In a heart attack, a blocked artery prevents blood from reaching an area of heart muscle. At first, cells are merely stunned, but as minutes tick by, they start to die. The way to save the heart is to open the blocked artery by pushing in a catheter, inflating a tiny balloon that shoves the blockage aside, and holding the artery open by inserting a stent, a tiny wire cage.But leading cardiologists had despaired of reaching a national goal set by the American College of Cardiology and the American Heart Association of getting this done for at least half of heart attack patients within 90 minutes of arrival at a hospital. Often it took more than two hours for blood to flow to a patient’s heart again.
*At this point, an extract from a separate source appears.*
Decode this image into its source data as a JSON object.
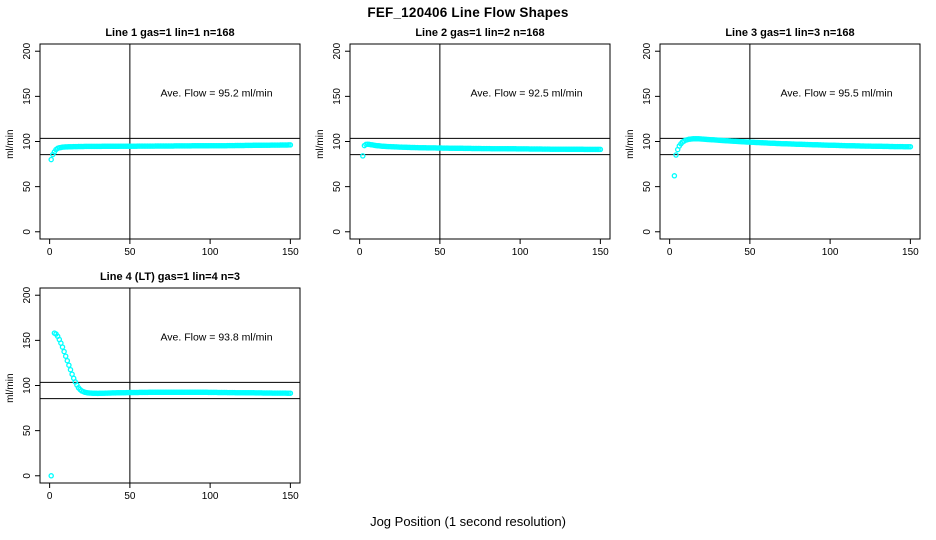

Now, nearly all hospitals treat at least half their patients in 61 minutes or less, according to the most recent data from the American College of Cardiology. At Yale-New Haven Hospital, where half the patients used to have to wait at least 150 minutes before their arteries were opened, the median time is now 57 minutes. At the Mayo Clinic and at major academic centers like NewYork-Presbyterian Hospital, it is 50 minutes.

The heart story began nearly a decade ago when Yale cardiologist, Harlan Krumholz, had an idea. Medicare had created a national database showing how long it took hospitals across the country to get heart patients’ arteries opened. It was a bell curve year after year, and the times were not getting any better. But there were a few hospitals at the tail end of the curve that year after year were treating people in an hour or so. Dr. Krumholz and his colleagues visited the 11 best performing hospitals. They were not famous institutions or major medical centers, said Elizabeth Bradley, a professor of public health at Yale and a leader in the project. Some were community hospitals; others were far from major population centers. The investigators recorded every detail of how the hospitals got things done and ended up with a short list of what the stellar performers had in common.

The Yale researchers then surveyed a random sample of 365 hospitals and discovered that those that used one or more of six specific strategies to cut down on the time it took to get patients to the treatment room and open their arteries did better than those that had not, and that as more strategies were used, patients were being treated increasingly faster.  “We were shocked,” Dr. Bradley said. The results were so much better than she had hoped.  Dr. Krumholz and his colleagues persuaded The New England Journal of Medicine to publish their already accepted paper in the same week at the end of November 2006 that the American College of Cardiology announced a national campaign to get hospitals to change their ways. Twelve hundred committed to doing so.